Slama R
Clinique cardiologique de l'Hôpital Lariboisière, Paris.
Bull Mem Acad R Med Belg. 1994;149(8-11):383-7; discussion 387-8.
Thanks to the fantastic job made by Michel Mirowski, the automatic implantable cardioverter-defibrillator is now an effective treatment for patients with malignant, life-threatening arrhythmias. And in the last ten years, many technical improvements have been made (weight, size, reconfirmation, Holter function, endocardial implantation). But if sudden death has been significantly reduced in implanted patients, the long term global cardiac mortality remains very high in these people. This explains why the indications to implant such an expensive device are difficult to define. Apart from special cases in which the indications (or contraindications) are obvious, many factors must be taken into consideration, including the presentation of the arrhythmia, the results of the programmed ventricular stimulation, and the underlying cardiac disease. The European society of Cardiology has published guidelines for the use of A.I.C.D., but from our own experience in Hospital Lariboisière (Paris, France) we have learned that each case must be discussed; and, if it is possible to suggest some therapeutic orientations, it is yet illusory to believe that decisional algorithms will solve all the problems.

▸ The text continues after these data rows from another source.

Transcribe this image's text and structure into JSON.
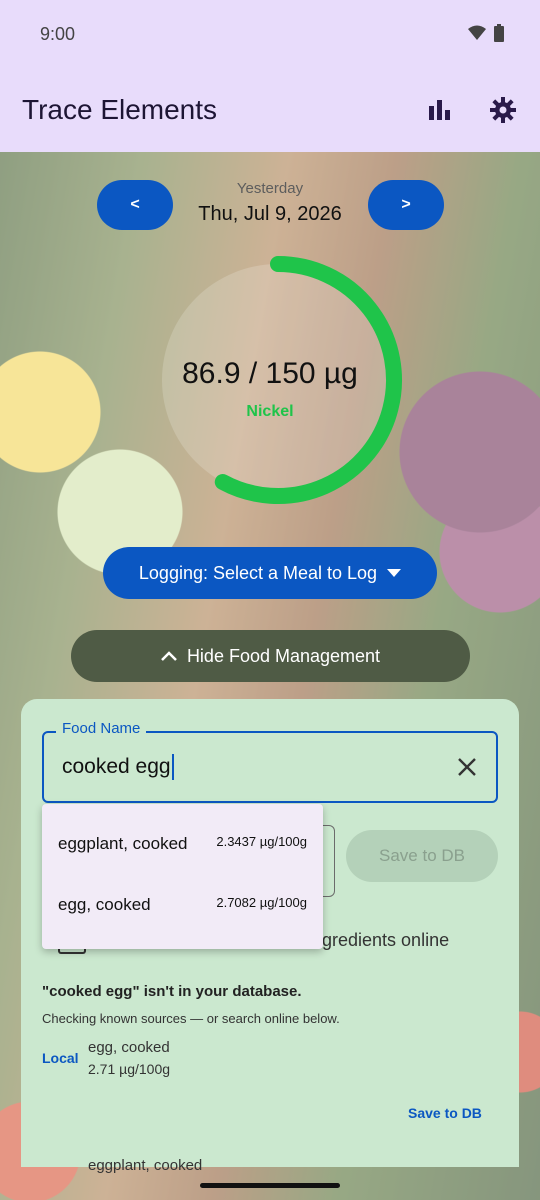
{
  "status": {
    "time": "9:00"
  },
  "app": {
    "title": "Trace Elements"
  },
  "date": {
    "prev_label": "<",
    "next_label": ">",
    "relative": "Yesterday",
    "full": "Thu, Jul 9, 2026"
  },
  "progress": {
    "value_text": "86.9 / 150 µg",
    "element": "Nickel",
    "fraction": 0.579,
    "color": "#1fc44a"
  },
  "buttons": {
    "logging": "Logging: Select a Meal to Log",
    "hide_food": "Hide Food Management",
    "save_db": "Save to DB"
  },
  "food_field": {
    "label": "Food Name",
    "value": "cooked egg"
  },
  "suggestions": [
    {
      "name": "eggplant, cooked",
      "value": "2.3437 µg/100g"
    },
    {
      "name": "egg, cooked",
      "value": "2.7082 µg/100g"
    }
  ],
  "online_search": {
    "text": "gredients online"
  },
  "result": {
    "not_found": "\"cooked egg\" isn't in your database.",
    "checking": "Checking known sources — or search online below.",
    "source_label": "Local",
    "source_name": "egg, cooked",
    "source_value": "2.71 µg/100g",
    "save_link": "Save to DB",
    "next_name": "eggplant, cooked"
  },
  "colors": {
    "accent": "#0b57c2",
    "app_bar": "#e8dcfb",
    "panel": "#cbe8cf",
    "collapse_button": "#4f5b45"
  }
}
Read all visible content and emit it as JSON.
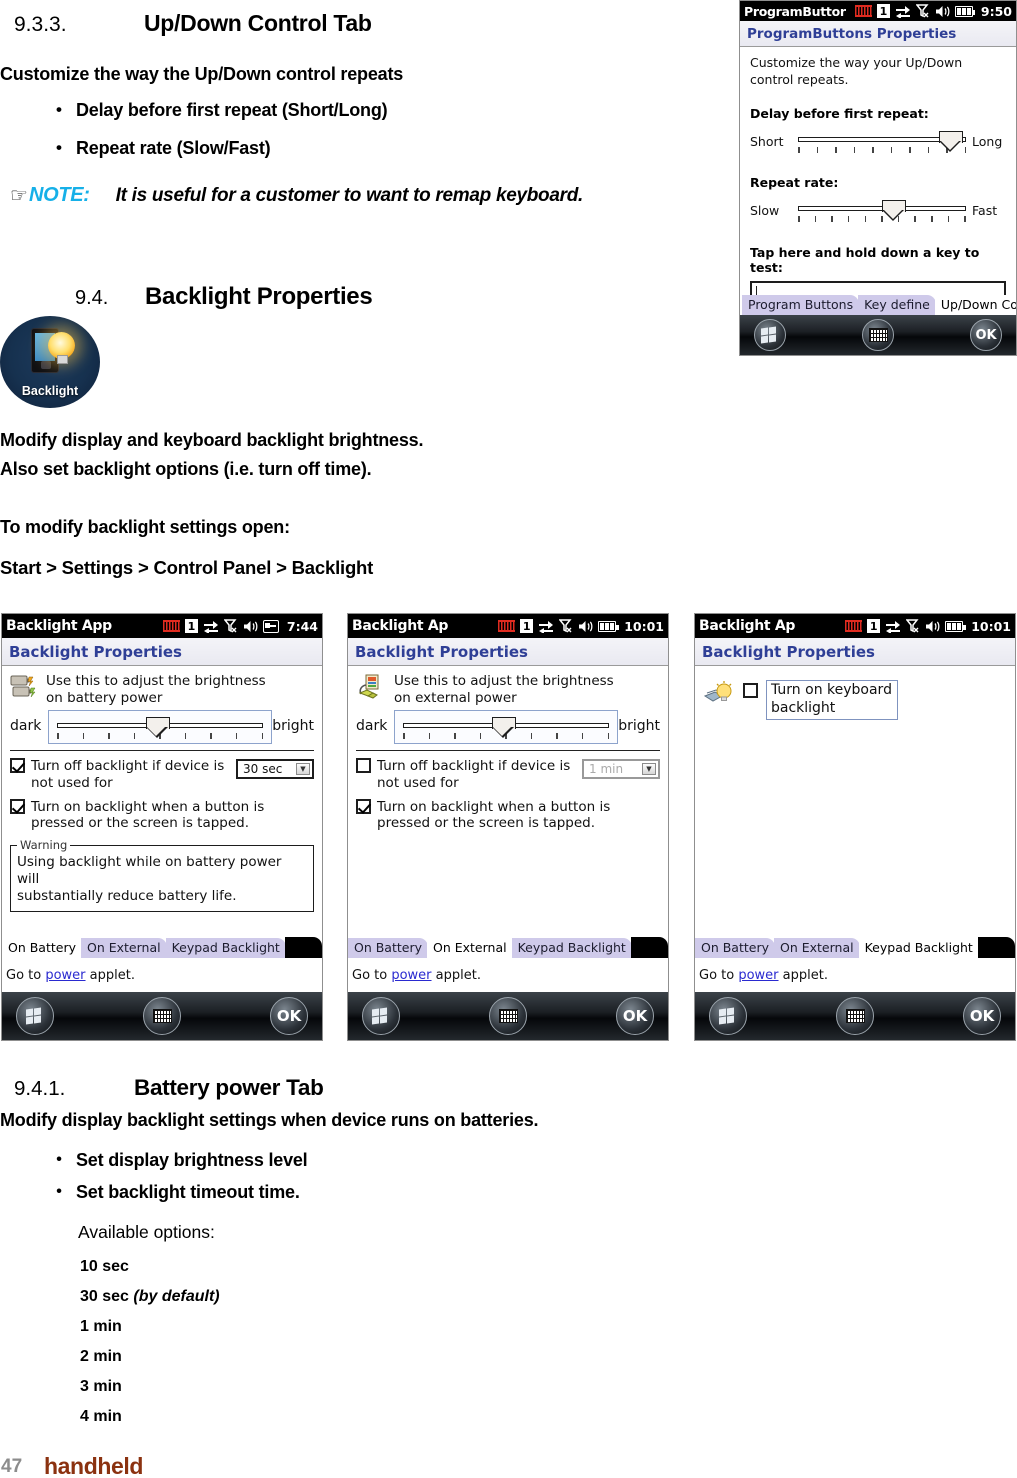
{
  "document": {
    "section_933": {
      "number": "9.3.3.",
      "title": "Up/Down Control Tab"
    },
    "p_customize": "Customize the way the Up/Down control repeats",
    "bullets_933": [
      "Delay before first repeat (Short/Long)",
      "Repeat rate (Slow/Fast)"
    ],
    "note": {
      "label": "NOTE:",
      "text": "It is useful for a customer to want to remap keyboard.",
      "color": "#16b0e8"
    },
    "section_94": {
      "number": "9.4.",
      "title": "Backlight Properties"
    },
    "desktop_icon": {
      "label": "Backlight"
    },
    "p_modify_1": "Modify display and keyboard backlight brightness.",
    "p_modify_2": "Also set backlight options (i.e. turn off time).",
    "p_to_modify": "To modify backlight settings open:",
    "p_path": "Start > Settings > Control Panel > Backlight",
    "section_941": {
      "number": "9.4.1.",
      "title": "Battery power Tab"
    },
    "p_modify_battery": "Modify display backlight settings when device runs on batteries.",
    "bullets_941": [
      "Set display brightness level",
      "Set backlight timeout time."
    ],
    "available_options_label": "Available options:",
    "options": [
      {
        "value": "10 sec",
        "note": ""
      },
      {
        "value": "30 sec",
        "note": "(by default)"
      },
      {
        "value": "1 min",
        "note": ""
      },
      {
        "value": "2 min",
        "note": ""
      },
      {
        "value": "3 min",
        "note": ""
      },
      {
        "value": "4 min",
        "note": ""
      }
    ],
    "footer": {
      "page_number": "47",
      "brand": "handheld",
      "brand_color": "#8b3210"
    }
  },
  "pda_program_buttons": {
    "titlebar": {
      "title": "ProgramButtor",
      "input_indicator": "1",
      "time": "9:50"
    },
    "header": "ProgramButtons Properties",
    "intro": "Customize the way your Up/Down control repeats.",
    "delay_label": "Delay before first repeat:",
    "delay_slider": {
      "min_label": "Short",
      "max_label": "Long",
      "value_percent": 86,
      "ticks": 10
    },
    "repeat_label": "Repeat rate:",
    "repeat_slider": {
      "min_label": "Slow",
      "max_label": "Fast",
      "value_percent": 55,
      "ticks": 11
    },
    "test_label": "Tap here and hold down a key to test:",
    "test_field_value": "",
    "tabs": [
      {
        "label": "Program Buttons",
        "active": false
      },
      {
        "label": "Key define",
        "active": false
      },
      {
        "label": "Up/Down Control",
        "active": true
      }
    ],
    "softkeys": {
      "start": "start-icon",
      "keyboard": "keyboard-icon",
      "ok": "OK"
    }
  },
  "pda_on_battery": {
    "titlebar": {
      "title": "Backlight App",
      "input_indicator": "1",
      "time": "7:44"
    },
    "header": "Backlight Properties",
    "brightness_text_line1": "Use this to adjust the brightness",
    "brightness_text_line2": "on battery power",
    "slider": {
      "min_label": "dark",
      "max_label": "bright",
      "value_percent": 46,
      "ticks": 9
    },
    "check_timeout": {
      "label_line1": "Turn off backlight if device is",
      "label_line2": "not used for",
      "checked": true
    },
    "timeout_value": "30 sec",
    "check_button": {
      "label_line1": "Turn on backlight when a button is",
      "label_line2": "pressed or the screen is tapped.",
      "checked": true
    },
    "warning": {
      "legend": "Warning",
      "line1": "Using backlight while on battery power will",
      "line2": "substantially reduce battery life."
    },
    "tabs": [
      {
        "label": "On Battery",
        "active": true
      },
      {
        "label": "On External",
        "active": false
      },
      {
        "label": "Keypad Backlight",
        "active": false
      }
    ],
    "goto": {
      "prefix": "Go to ",
      "link": "power",
      "suffix": " applet."
    },
    "softkeys": {
      "start": "start-icon",
      "keyboard": "keyboard-icon",
      "ok": "OK"
    }
  },
  "pda_on_external": {
    "titlebar": {
      "title": "Backlight Ap",
      "input_indicator": "1",
      "time": "10:01"
    },
    "header": "Backlight Properties",
    "brightness_text_line1": "Use this to adjust the brightness",
    "brightness_text_line2": "on external power",
    "slider": {
      "min_label": "dark",
      "max_label": "bright",
      "value_percent": 46,
      "ticks": 9
    },
    "check_timeout": {
      "label_line1": "Turn off backlight if device is",
      "label_line2": "not used for",
      "checked": false
    },
    "timeout_value": "1 min",
    "check_button": {
      "label_line1": "Turn on backlight when a button is",
      "label_line2": "pressed or the screen is tapped.",
      "checked": true
    },
    "tabs": [
      {
        "label": "On Battery",
        "active": false
      },
      {
        "label": "On External",
        "active": true
      },
      {
        "label": "Keypad Backlight",
        "active": false
      }
    ],
    "goto": {
      "prefix": "Go to ",
      "link": "power",
      "suffix": " applet."
    },
    "softkeys": {
      "start": "start-icon",
      "keyboard": "keyboard-icon",
      "ok": "OK"
    }
  },
  "pda_keypad_backlight": {
    "titlebar": {
      "title": "Backlight Ap",
      "input_indicator": "1",
      "time": "10:01"
    },
    "header": "Backlight Properties",
    "check_keyboard": {
      "label_line1": "Turn on keyboard",
      "label_line2": "backlight",
      "checked": false
    },
    "tabs": [
      {
        "label": "On Battery",
        "active": false
      },
      {
        "label": "On External",
        "active": false
      },
      {
        "label": "Keypad Backlight",
        "active": true
      }
    ],
    "goto": {
      "prefix": "Go to ",
      "link": "power",
      "suffix": " applet."
    },
    "softkeys": {
      "start": "start-icon",
      "keyboard": "keyboard-icon",
      "ok": "OK"
    }
  }
}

多亏了米歇尔·米罗夫斯基所做的出色工作,自动植入式心脏复律除颤器如今已成为治疗恶性、危及生命的心律失常患者的有效手段。在过去十年中,该设备有了许多技术改进(重量、尺寸、重新确认、动态心电图监测功能、心内膜植入)。然而,尽管植入该设备的患者猝死率显著降低,但这些患者的长期总体心脏死亡率仍然很高。这就解释了为何难以界定植入这种昂贵设备的适应症。除了适应症(或禁忌症)明显的特殊情况外,必须考虑许多因素,包括心律失常的表现、程控心室刺激的结果以及潜在的心脏疾病。欧洲心脏病学会已发布了使用自动植入式心脏复律除颤器的指南,但根据我们在法国巴黎拉里博伊斯医院的经验,我们认识到每个病例都必须进行讨论;而且,尽管有可能提出一些治疗方向,但认为决策算法能解决所有问题仍是不切实际的幻想。